Italian researchers found that between 20 and 75 percent of patients with chronic fatty liver disease--the kind not associated with alcoholism--also had an overgrowth of gut bacteria. Some believe that the transfer of gut bacteria to the liver could be responsible for chronic liver disease.
How Do Probiotics Work
Probiotics work in many different ways by their production of antimicrobial substances (organic acids, hydrogen peroxide, and bacteriocins) that inhibit pathogen adhesion and degrade toxins produced by microbial invaders. Probiotics resist colonization by competing for binding sites as well as for nutrients with pathogens. In other words, they crowd out pathogens like candida and harmful E. Coli.
Probiotics secrete various proteins that stimulate the immune system both locally and throughout the body, boost intestinal brush border enzyme activity and increase secretory-IgA (a family of antibodies lining mucous membranes). Enzymes like lactase, sucrase, maltase, alpha-glucosidase, and alkaline phosphatase are enhanced by probiotics. Cholesterol and triglyceride blood levels are metabolized and lowered by healthy probiotic populations. Probiotics are able to resist translocation, defined as the passage of pathogens from the GI tract to extraintestinal sites such as the mesenteric lymph node (MLN), spleen, liver, kidneys, and blood.
Cultured dairy products like yogurt, acidophilus milk, buttermilk, sour cream, cottage cheese and kefir are the best known food sources of friendly bacteria.
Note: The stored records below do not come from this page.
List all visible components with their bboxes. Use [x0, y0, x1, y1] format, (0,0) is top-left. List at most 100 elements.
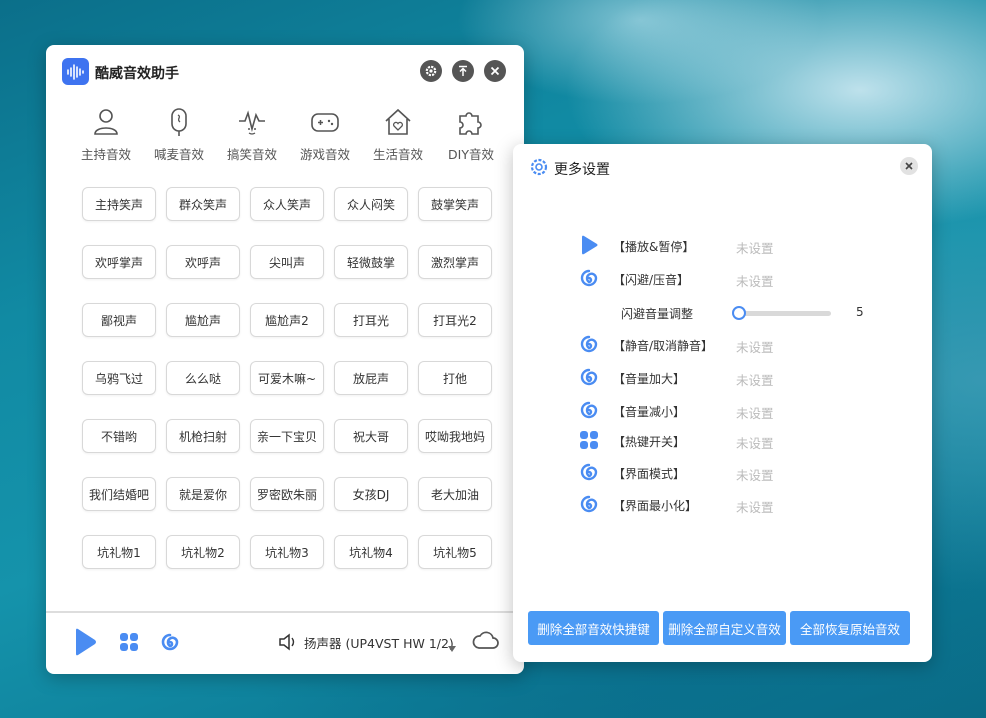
grid-icon	[580, 431, 598, 449]
close-button[interactable]	[484, 60, 506, 82]
play-icon	[582, 235, 598, 255]
setting-value[interactable]: 未设置	[736, 497, 774, 516]
setting-value[interactable]: 未设置	[736, 465, 774, 484]
sound-button[interactable]: 轻微鼓掌	[334, 245, 408, 279]
sound-button[interactable]: 不错哟	[82, 419, 156, 453]
category-shout[interactable]: 喊麦音效	[147, 107, 211, 163]
cloud-button[interactable]	[472, 629, 500, 655]
duck-volume-label: 闪避音量调整	[621, 307, 694, 321]
close-icon	[490, 66, 500, 76]
setting-row-volume-down[interactable]: 【音量减小】 未设置	[579, 400, 879, 422]
sound-button[interactable]: 乌鸦飞过	[82, 361, 156, 395]
restore-original-sounds-button[interactable]: 全部恢复原始音效	[790, 611, 910, 645]
sound-button[interactable]: 坑礼物2	[166, 535, 240, 569]
setting-row-ui-mode[interactable]: 【界面模式】 未设置	[579, 462, 879, 484]
hotkey-toggle-button[interactable]	[119, 632, 139, 656]
sound-button[interactable]: 鼓掌笑声	[418, 187, 492, 221]
gamepad-icon	[311, 113, 339, 132]
setting-label: 【音量减小】	[613, 405, 686, 419]
sound-button[interactable]: 我们结婚吧	[82, 477, 156, 511]
sound-button[interactable]: 打耳光2	[418, 303, 492, 337]
duck-volume-thumb[interactable]	[732, 306, 746, 320]
setting-label: 【播放&暂停】	[613, 240, 695, 254]
setting-row-duck[interactable]: 【闪避/压音】 未设置	[579, 268, 879, 290]
duck-volume-track[interactable]	[738, 311, 831, 316]
setting-row-play-pause[interactable]: 【播放&暂停】 未设置	[579, 235, 879, 257]
app-title: 酷威音效助手	[95, 66, 179, 82]
sound-button[interactable]: 祝大哥	[334, 419, 408, 453]
category-label: 喊麦音效	[153, 147, 204, 162]
sound-button[interactable]: 主持笑声	[82, 187, 156, 221]
sound-button[interactable]: 老大加油	[418, 477, 492, 511]
sound-button[interactable]: 机枪扫射	[166, 419, 240, 453]
arrow-up-icon	[459, 65, 467, 76]
setting-value[interactable]: 未设置	[736, 238, 774, 257]
sound-button[interactable]: 群众笑声	[166, 187, 240, 221]
sound-button[interactable]: 坑礼物4	[334, 535, 408, 569]
sound-button[interactable]: 众人笑声	[250, 187, 324, 221]
pin-top-button[interactable]	[452, 60, 474, 82]
output-device-select[interactable]: 扬声器 (UP4VST HW 1/2)	[304, 633, 454, 652]
sound-button[interactable]: 坑礼物1	[82, 535, 156, 569]
delete-all-hotkeys-button[interactable]: 删除全部音效快捷键	[528, 611, 659, 645]
sound-button[interactable]: 放屁声	[334, 361, 408, 395]
category-host[interactable]: 主持音效	[74, 107, 138, 163]
setting-label: 【热键开关】	[613, 435, 686, 449]
sound-button[interactable]: 尴尬声	[166, 303, 240, 337]
setting-value[interactable]: 未设置	[736, 433, 774, 452]
setting-label: 【音量加大】	[613, 372, 686, 386]
app-logo-icon	[62, 58, 89, 85]
home-heart-icon	[385, 108, 411, 135]
sound-button[interactable]: 尴尬声2	[250, 303, 324, 337]
category-game[interactable]: 游戏音效	[293, 107, 357, 163]
setting-row-minimize[interactable]: 【界面最小化】 未设置	[579, 494, 879, 516]
swirl-icon	[580, 335, 598, 353]
setting-row-mute[interactable]: 【静音/取消静音】 未设置	[579, 334, 879, 356]
category-label: 游戏音效	[299, 147, 350, 162]
chevron-down-icon[interactable]	[447, 638, 457, 657]
sound-button[interactable]: 么么哒	[166, 361, 240, 395]
setting-value[interactable]: 未设置	[736, 337, 774, 356]
delete-custom-sounds-button[interactable]: 删除全部自定义音效	[663, 611, 786, 645]
sound-button[interactable]: 女孩DJ	[334, 477, 408, 511]
setting-row-hotkey-toggle[interactable]: 【热键开关】 未设置	[579, 430, 879, 452]
sound-button[interactable]: 激烈掌声	[418, 245, 492, 279]
setting-value[interactable]: 未设置	[736, 271, 774, 290]
swirl-icon	[580, 495, 598, 513]
sound-button[interactable]: 坑礼物3	[250, 535, 324, 569]
category-life[interactable]: 生活音效	[366, 107, 430, 163]
close-icon	[905, 162, 913, 170]
play-icon	[76, 628, 96, 656]
sound-button[interactable]: 罗密欧朱丽	[250, 477, 324, 511]
setting-row-volume-up[interactable]: 【音量加大】 未设置	[579, 367, 879, 389]
duck-button[interactable]	[160, 632, 180, 656]
category-funny[interactable]: 搞笑音效	[220, 107, 284, 163]
sound-button[interactable]: 坑礼物5	[418, 535, 492, 569]
sound-button[interactable]: 可爱木嘛~	[250, 361, 324, 395]
sound-button[interactable]: 鄙视声	[82, 303, 156, 337]
setting-label: 【界面模式】	[613, 467, 686, 481]
sound-button[interactable]: 尖叫声	[250, 245, 324, 279]
duck-volume-value: 5	[856, 305, 864, 319]
category-label: DIY音效	[448, 147, 494, 162]
sound-button[interactable]: 众人闷笑	[334, 187, 408, 221]
sound-button[interactable]: 欢呼声	[166, 245, 240, 279]
sound-button[interactable]: 打耳光	[334, 303, 408, 337]
setting-value[interactable]: 未设置	[736, 370, 774, 389]
sound-button[interactable]: 亲一下宝贝	[250, 419, 324, 453]
main-window: 酷威音效助手 主持音效 喊麦音效 搞笑音效 游戏音效 生活音效 DIY音效 主持…	[46, 45, 524, 674]
sound-button[interactable]: 打他	[418, 361, 492, 395]
sound-button[interactable]: 欢呼掌声	[82, 245, 156, 279]
duck-volume-row: 闪避音量调整 5	[621, 303, 871, 323]
sound-button[interactable]: 就是爱你	[166, 477, 240, 511]
settings-gear-button[interactable]	[420, 60, 442, 82]
setting-value[interactable]: 未设置	[736, 403, 774, 422]
settings-window: 更多设置 【播放&暂停】 未设置 【闪避/压音】 未设置 闪避音量调整 5 【静…	[513, 144, 932, 662]
microphone-icon	[171, 108, 187, 136]
settings-title: 更多设置	[554, 162, 610, 178]
settings-close-button[interactable]	[900, 157, 918, 175]
bottom-bar: 扬声器 (UP4VST HW 1/2)	[46, 611, 524, 674]
play-button[interactable]	[73, 628, 97, 660]
category-diy[interactable]: DIY音效	[439, 107, 503, 163]
sound-button[interactable]: 哎呦我地妈	[418, 419, 492, 453]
Equally effective probiotic food sources include cultured/fermented vegetables (cabbage, turnips, eggplant, cucumbers, onions, squash, and carrots). Other, lesser known or used food sources of probiotics are sauerkraut and sourdough breads. Ideally, one could get a good supply of probiotics from one or more of these diverse foodstuffs. If dietary sources are not easily available, supplemental probiotic powders and capsules are good alternatives. Choose a brand that has at least 3 different strains of friendly bacteria and between 6 -- 15 billion live organisms.